The consequence is that benefits have lost as much as 30% of their value in just two decades. Sadly, because there were no changes to the law that prompted this, many people didn’t really take notice.
3. The IRS is taking its cut from more retirees than ever
Social Security benefits aren’t taxed until qualifying income hits a certain limit.
But the limit at which benefits become taxable isn’t indexed to inflation. That means as incomes naturally rise over time due to wage growth, an ever-increasing number of retirees will find their earnings cross the limit, and they’ll end up owing taxes on Social Security to the IRS.
As many as 50% of seniors have already found themselves in this boat, and this number only grows each year.
What can you do about these changes?
Together, these changes mean Social Security provides less of the income retirees need to support themselves. As a result, future retirees must plan to have more supplementary savings to enjoy the same standard of living current retirees do.
For those already in retirement, most of the effects of these changes are baked into the cake already. You already know what your monthly benefit is, whether your Social Security checks are taxable, and how far your retirement benefits stretch.

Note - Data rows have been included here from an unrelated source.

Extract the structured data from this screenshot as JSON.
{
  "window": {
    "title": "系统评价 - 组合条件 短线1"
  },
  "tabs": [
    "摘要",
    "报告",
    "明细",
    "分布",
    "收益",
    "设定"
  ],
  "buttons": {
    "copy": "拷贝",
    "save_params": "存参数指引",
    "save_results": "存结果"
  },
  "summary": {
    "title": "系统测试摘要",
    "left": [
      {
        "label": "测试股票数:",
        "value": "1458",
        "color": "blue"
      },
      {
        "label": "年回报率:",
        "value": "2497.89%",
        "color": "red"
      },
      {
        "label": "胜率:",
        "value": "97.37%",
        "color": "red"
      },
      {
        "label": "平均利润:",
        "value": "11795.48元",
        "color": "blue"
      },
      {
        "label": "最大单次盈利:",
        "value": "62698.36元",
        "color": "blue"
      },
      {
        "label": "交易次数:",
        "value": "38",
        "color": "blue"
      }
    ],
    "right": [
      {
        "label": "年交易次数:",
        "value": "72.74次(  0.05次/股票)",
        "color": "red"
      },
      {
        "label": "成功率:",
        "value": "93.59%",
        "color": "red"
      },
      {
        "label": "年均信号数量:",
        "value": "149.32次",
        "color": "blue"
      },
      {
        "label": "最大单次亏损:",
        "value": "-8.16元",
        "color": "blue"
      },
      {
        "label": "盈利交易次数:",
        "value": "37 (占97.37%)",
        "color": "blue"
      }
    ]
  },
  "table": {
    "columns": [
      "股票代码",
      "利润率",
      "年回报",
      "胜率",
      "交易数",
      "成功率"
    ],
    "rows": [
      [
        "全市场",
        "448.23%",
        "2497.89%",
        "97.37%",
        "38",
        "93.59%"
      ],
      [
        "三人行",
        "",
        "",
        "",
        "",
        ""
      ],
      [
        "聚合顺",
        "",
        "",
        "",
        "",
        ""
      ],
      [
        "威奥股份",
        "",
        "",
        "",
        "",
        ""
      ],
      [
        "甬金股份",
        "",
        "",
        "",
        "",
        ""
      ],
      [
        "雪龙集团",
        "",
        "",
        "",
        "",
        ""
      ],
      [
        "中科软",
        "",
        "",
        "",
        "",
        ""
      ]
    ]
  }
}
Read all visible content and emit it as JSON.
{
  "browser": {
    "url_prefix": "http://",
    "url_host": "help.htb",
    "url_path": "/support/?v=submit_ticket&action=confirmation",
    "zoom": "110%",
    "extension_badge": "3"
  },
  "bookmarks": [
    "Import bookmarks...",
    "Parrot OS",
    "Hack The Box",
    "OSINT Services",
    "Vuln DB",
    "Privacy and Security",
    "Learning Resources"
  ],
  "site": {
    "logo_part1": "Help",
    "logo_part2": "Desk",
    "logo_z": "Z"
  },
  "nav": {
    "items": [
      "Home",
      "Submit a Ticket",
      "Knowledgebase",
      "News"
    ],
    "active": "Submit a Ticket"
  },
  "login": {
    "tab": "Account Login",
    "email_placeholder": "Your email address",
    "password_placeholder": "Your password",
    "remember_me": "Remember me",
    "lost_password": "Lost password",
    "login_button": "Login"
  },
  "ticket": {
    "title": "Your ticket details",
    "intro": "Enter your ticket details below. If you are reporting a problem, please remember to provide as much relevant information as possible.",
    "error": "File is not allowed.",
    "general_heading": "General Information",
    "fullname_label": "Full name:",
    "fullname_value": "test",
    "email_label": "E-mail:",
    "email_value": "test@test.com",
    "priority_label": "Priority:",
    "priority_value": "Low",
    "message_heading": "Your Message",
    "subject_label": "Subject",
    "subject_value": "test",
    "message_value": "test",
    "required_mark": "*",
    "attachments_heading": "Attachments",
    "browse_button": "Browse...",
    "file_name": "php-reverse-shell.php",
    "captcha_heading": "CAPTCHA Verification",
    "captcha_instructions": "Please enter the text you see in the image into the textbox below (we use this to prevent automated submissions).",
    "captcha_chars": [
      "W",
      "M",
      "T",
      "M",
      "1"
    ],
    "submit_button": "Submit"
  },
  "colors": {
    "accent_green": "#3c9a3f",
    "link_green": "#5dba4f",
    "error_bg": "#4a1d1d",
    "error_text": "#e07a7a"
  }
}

However, be aware of the fact the value of your benefits may erode throughout retirement.
The best thing to do is to make sure you’re living within your means by maintaining a detailed budget. And avoid draining your retirement investment accounts too quickly so you don’t run out of money during your lifetime. Maintaining a safe withdrawal rate helps you do that, maximizing the chances you’ll have the funds you need to supplement Social Security as you age.